The education system has been heavily scrutinised in recent years, with concerns regarding staffing shortages and experienced teachers leaving the profession.

England’s schools are facing a severe shortage of teachers with bigger class sizes and more subjects taught by staff without a relevant degree, says the Education Policy Institute (EPI).

Whilst calls for targeted pay is a frequently mentioned potential solution, the current economic climate means that increasing teacher salaries is not going to be a decision that is taken easily.

Therefore, other options are being explored by schools, including the use of volunteers, which is a solution that we believe could help free up teachers’ valuable time.

Finding Volunteers

Parents and retired people from the community are often keen to get more involved in education and ‘give something back’. Of course, anyone working within schools must have Enhanced DBS checks, as with any other role in the school.

Advertising for volunteers can be as simple as sending a letter to parents, putting up posters in school or writing about volunteering on the school website. You could even advertise in local media.

You can attract volunteers by pointing out the benefits – e.g. work experience for students, the opportunity to share their skills, building networks within the school, and feeling more connected to the community.
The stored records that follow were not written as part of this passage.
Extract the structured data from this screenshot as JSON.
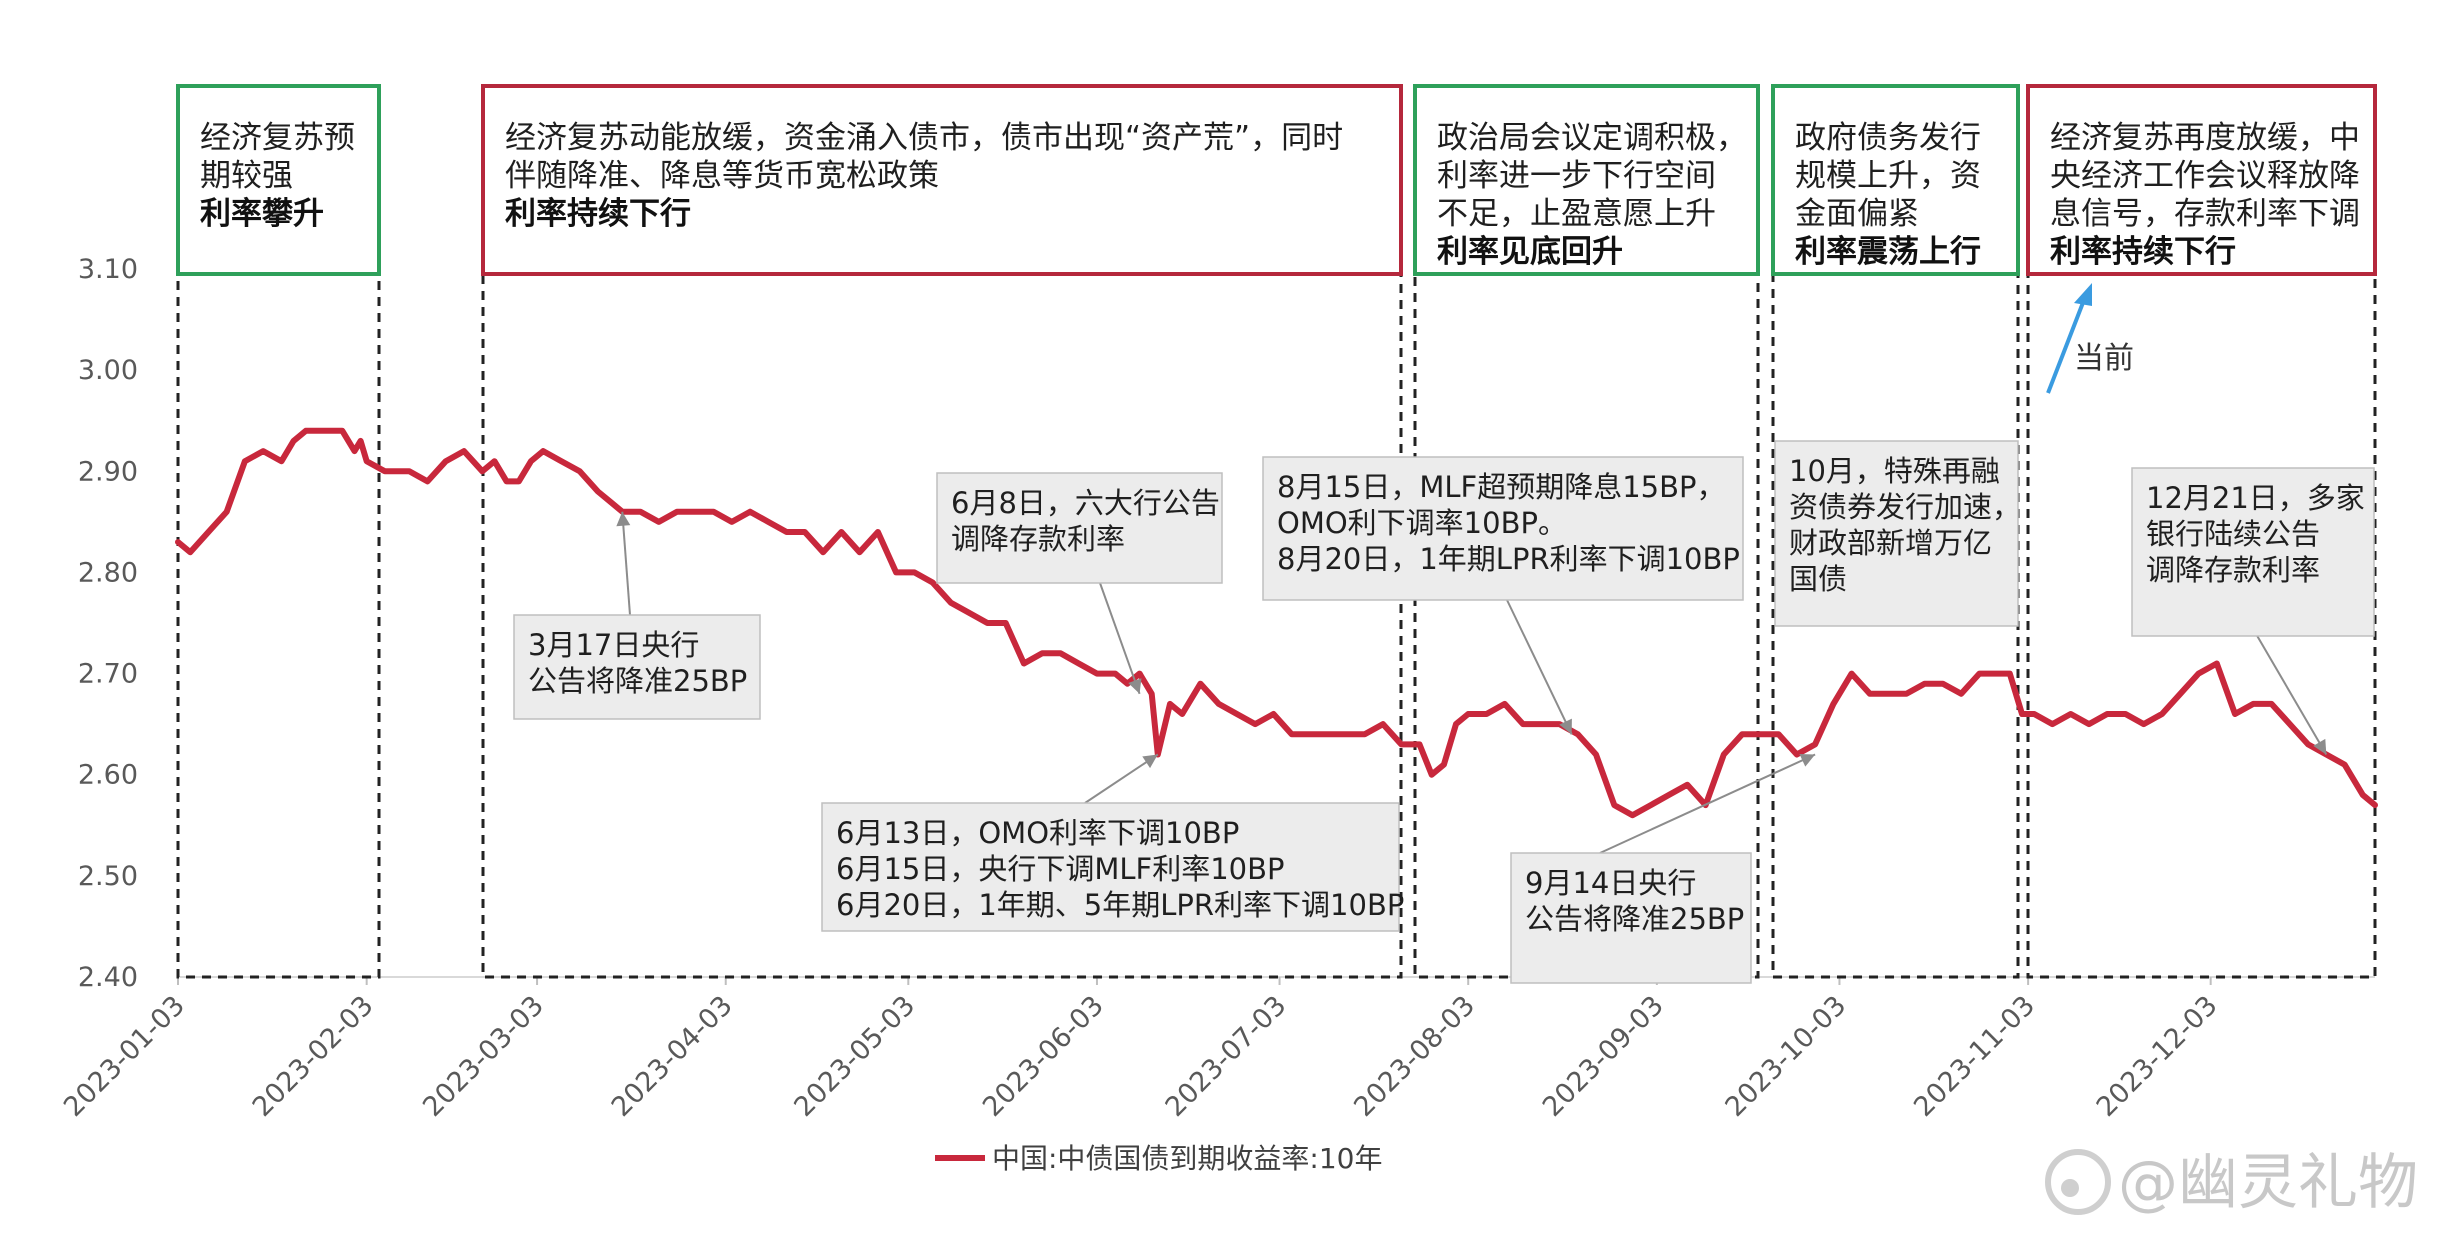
{
  "chart_data": {
    "type": "line",
    "title": "",
    "xlabel": "",
    "ylabel": "",
    "ylim": [
      2.4,
      3.1
    ],
    "yticks": [
      "2.40",
      "2.50",
      "2.60",
      "2.70",
      "2.80",
      "2.90",
      "3.00",
      "3.10"
    ],
    "xticks": [
      "2023-01-03",
      "2023-02-03",
      "2023-03-03",
      "2023-04-03",
      "2023-05-03",
      "2023-06-03",
      "2023-07-03",
      "2023-08-03",
      "2023-09-03",
      "2023-10-03",
      "2023-11-03",
      "2023-12-03"
    ],
    "grid": false,
    "legend_position": "bottom",
    "series": [
      {
        "name": "中国:中债国债到期收益率:10年",
        "color": "#c8283c",
        "x": [
          "2023-01-03",
          "2023-01-05",
          "2023-01-08",
          "2023-01-11",
          "2023-01-14",
          "2023-01-17",
          "2023-01-20",
          "2023-01-22",
          "2023-01-24",
          "2023-01-27",
          "2023-01-30",
          "2023-02-01",
          "2023-02-02",
          "2023-02-03",
          "2023-02-06",
          "2023-02-08",
          "2023-02-10",
          "2023-02-13",
          "2023-02-16",
          "2023-02-19",
          "2023-02-22",
          "2023-02-24",
          "2023-02-26",
          "2023-02-28",
          "2023-03-02",
          "2023-03-04",
          "2023-03-07",
          "2023-03-10",
          "2023-03-13",
          "2023-03-15",
          "2023-03-17",
          "2023-03-20",
          "2023-03-23",
          "2023-03-26",
          "2023-03-29",
          "2023-04-01",
          "2023-04-04",
          "2023-04-07",
          "2023-04-10",
          "2023-04-13",
          "2023-04-16",
          "2023-04-19",
          "2023-04-22",
          "2023-04-25",
          "2023-04-28",
          "2023-05-01",
          "2023-05-04",
          "2023-05-07",
          "2023-05-10",
          "2023-05-13",
          "2023-05-16",
          "2023-05-19",
          "2023-05-22",
          "2023-05-25",
          "2023-05-28",
          "2023-05-31",
          "2023-06-03",
          "2023-06-06",
          "2023-06-08",
          "2023-06-10",
          "2023-06-12",
          "2023-06-13",
          "2023-06-15",
          "2023-06-17",
          "2023-06-20",
          "2023-06-23",
          "2023-06-26",
          "2023-06-29",
          "2023-07-02",
          "2023-07-05",
          "2023-07-08",
          "2023-07-11",
          "2023-07-14",
          "2023-07-17",
          "2023-07-20",
          "2023-07-23",
          "2023-07-26",
          "2023-07-28",
          "2023-07-30",
          "2023-08-01",
          "2023-08-03",
          "2023-08-06",
          "2023-08-09",
          "2023-08-12",
          "2023-08-15",
          "2023-08-18",
          "2023-08-21",
          "2023-08-24",
          "2023-08-27",
          "2023-08-30",
          "2023-09-02",
          "2023-09-05",
          "2023-09-08",
          "2023-09-11",
          "2023-09-14",
          "2023-09-17",
          "2023-09-20",
          "2023-09-23",
          "2023-09-26",
          "2023-09-29",
          "2023-10-02",
          "2023-10-05",
          "2023-10-08",
          "2023-10-11",
          "2023-10-14",
          "2023-10-17",
          "2023-10-20",
          "2023-10-23",
          "2023-10-26",
          "2023-10-29",
          "2023-10-31",
          "2023-11-02",
          "2023-11-04",
          "2023-11-07",
          "2023-11-10",
          "2023-11-13",
          "2023-11-16",
          "2023-11-19",
          "2023-11-22",
          "2023-11-25",
          "2023-11-28",
          "2023-12-01",
          "2023-12-04",
          "2023-12-07",
          "2023-12-10",
          "2023-12-13",
          "2023-12-16",
          "2023-12-19",
          "2023-12-22",
          "2023-12-25",
          "2023-12-28",
          "2023-12-30"
        ],
        "y": [
          2.83,
          2.82,
          2.84,
          2.86,
          2.91,
          2.92,
          2.91,
          2.93,
          2.94,
          2.94,
          2.94,
          2.92,
          2.93,
          2.91,
          2.9,
          2.9,
          2.9,
          2.89,
          2.91,
          2.92,
          2.9,
          2.91,
          2.89,
          2.89,
          2.91,
          2.92,
          2.91,
          2.9,
          2.88,
          2.87,
          2.86,
          2.86,
          2.85,
          2.86,
          2.86,
          2.86,
          2.85,
          2.86,
          2.85,
          2.84,
          2.84,
          2.82,
          2.84,
          2.82,
          2.84,
          2.8,
          2.8,
          2.79,
          2.77,
          2.76,
          2.75,
          2.75,
          2.71,
          2.72,
          2.72,
          2.71,
          2.7,
          2.7,
          2.69,
          2.7,
          2.68,
          2.62,
          2.67,
          2.66,
          2.69,
          2.67,
          2.66,
          2.65,
          2.66,
          2.64,
          2.64,
          2.64,
          2.64,
          2.64,
          2.65,
          2.63,
          2.63,
          2.6,
          2.61,
          2.65,
          2.66,
          2.66,
          2.67,
          2.65,
          2.65,
          2.65,
          2.64,
          2.62,
          2.57,
          2.56,
          2.57,
          2.58,
          2.59,
          2.57,
          2.62,
          2.64,
          2.64,
          2.64,
          2.62,
          2.63,
          2.67,
          2.7,
          2.68,
          2.68,
          2.68,
          2.69,
          2.69,
          2.68,
          2.7,
          2.7,
          2.7,
          2.66,
          2.66,
          2.65,
          2.66,
          2.65,
          2.66,
          2.66,
          2.65,
          2.66,
          2.68,
          2.7,
          2.71,
          2.66,
          2.67,
          2.67,
          2.65,
          2.63,
          2.62,
          2.61,
          2.58,
          2.57
        ]
      }
    ],
    "periods": [
      {
        "lines": [
          "经济复苏预",
          "期较强"
        ],
        "emphasis": "利率攀升",
        "color": "#2ea05a"
      },
      {
        "lines": [
          "经济复苏动能放缓，资金涌入债市，债市出现“资产荒”，同时",
          "伴随降准、降息等货币宽松政策"
        ],
        "emphasis": "利率持续下行",
        "color": "#b5283c"
      },
      {
        "lines": [
          "政治局会议定调积极，",
          "利率进一步下行空间",
          "不足，止盈意愿上升"
        ],
        "emphasis": "利率见底回升",
        "color": "#2ea05a"
      },
      {
        "lines": [
          "政府债务发行",
          "规模上升，资",
          "金面偏紧"
        ],
        "emphasis": "利率震荡上行",
        "color": "#2ea05a"
      },
      {
        "lines": [
          "经济复苏再度放缓，中",
          "央经济工作会议释放降",
          "息信号，存款利率下调"
        ],
        "emphasis": "利率持续下行",
        "color": "#b5283c"
      }
    ],
    "annotations": [
      {
        "lines": [
          "3月17日央行",
          "公告将降准25BP"
        ],
        "target_x": "2023-03-17",
        "target_y": 2.86
      },
      {
        "lines": [
          "6月8日，六大行公告",
          "调降存款利率"
        ],
        "target_x": "2023-06-10",
        "target_y": 2.68
      },
      {
        "lines": [
          "6月13日，OMO利率下调10BP",
          "6月15日，央行下调MLF利率10BP",
          "6月20日，1年期、5年期LPR利率下调10BP"
        ],
        "target_x": "2023-06-13",
        "target_y": 2.62
      },
      {
        "lines": [
          "8月15日，MLF超预期降息15BP，",
          "OMO利下调率10BP。",
          "8月20日，1年期LPR利率下调10BP"
        ],
        "target_x": "2023-08-20",
        "target_y": 2.64
      },
      {
        "lines": [
          "9月14日央行",
          "公告将降准25BP"
        ],
        "target_x": "2023-09-29",
        "target_y": 2.62
      },
      {
        "lines": [
          "10月，特殊再融",
          "资债券发行加速，",
          "财政部新增万亿",
          "国债"
        ],
        "target_x": null,
        "target_y": null
      },
      {
        "lines": [
          "12月21日，多家",
          "银行陆续公告",
          "调降存款利率"
        ],
        "target_x": "2023-12-22",
        "target_y": 2.62
      }
    ],
    "current_label": "当前"
  },
  "watermark": "@幽灵礼物"
}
Once the relevant checks have been made, you can collate a central list of volunteers with their different skills and experience, availability, their volunteering preferences and any other relevant information.

Teach Hub offers some insight into how you could use volunteers in your school and we have compiled some additional ideas below.

Different ways to use volunteers

Reading group volunteers – Helping children with their reading is one example of how a volunteer system could work well.

Volunteers simply need to listen to students reading their books and provide guidance where necessary.

Sports coaches – Some parents will have sports skills that could really benefit students, they may have played amateur football, managed a college netball team or are still heavily involved in sports.

They could bring their experience and skills into the school to run sessions, either regularly or as one-off taster sessions.

One-on-one support – Most students will benefit from some one-on-one support and as a teacher, you rarely have enough time to do that effectively for all your students.

A volunteer could take it in turns to sit with students in lessons to see if there are any areas they are struggling with a provide support.

Digital skills – If you don’t have IT specialists in the school then it could be a good idea to look at parents’ skills or even approach local technology-centric businesses to see if any of their employees would like to help through some volunteer work.

This could involve anything from volunteers showing students how to create interactive Powerpoints, to learning how to set up a basic website.

Help with events – You could ask for support when there are charity events, field trips, sports events etc. to help spread the tasks over a bigger team of people.

This is ideal for the parents that cannot volunteer on a regular basis but still want to support the school.

These are just a few of the ways that volunteers could add real value to the school but it is important to have a good setup in place, where you have reliable volunteers that are genuinely supporting the school’s objectives.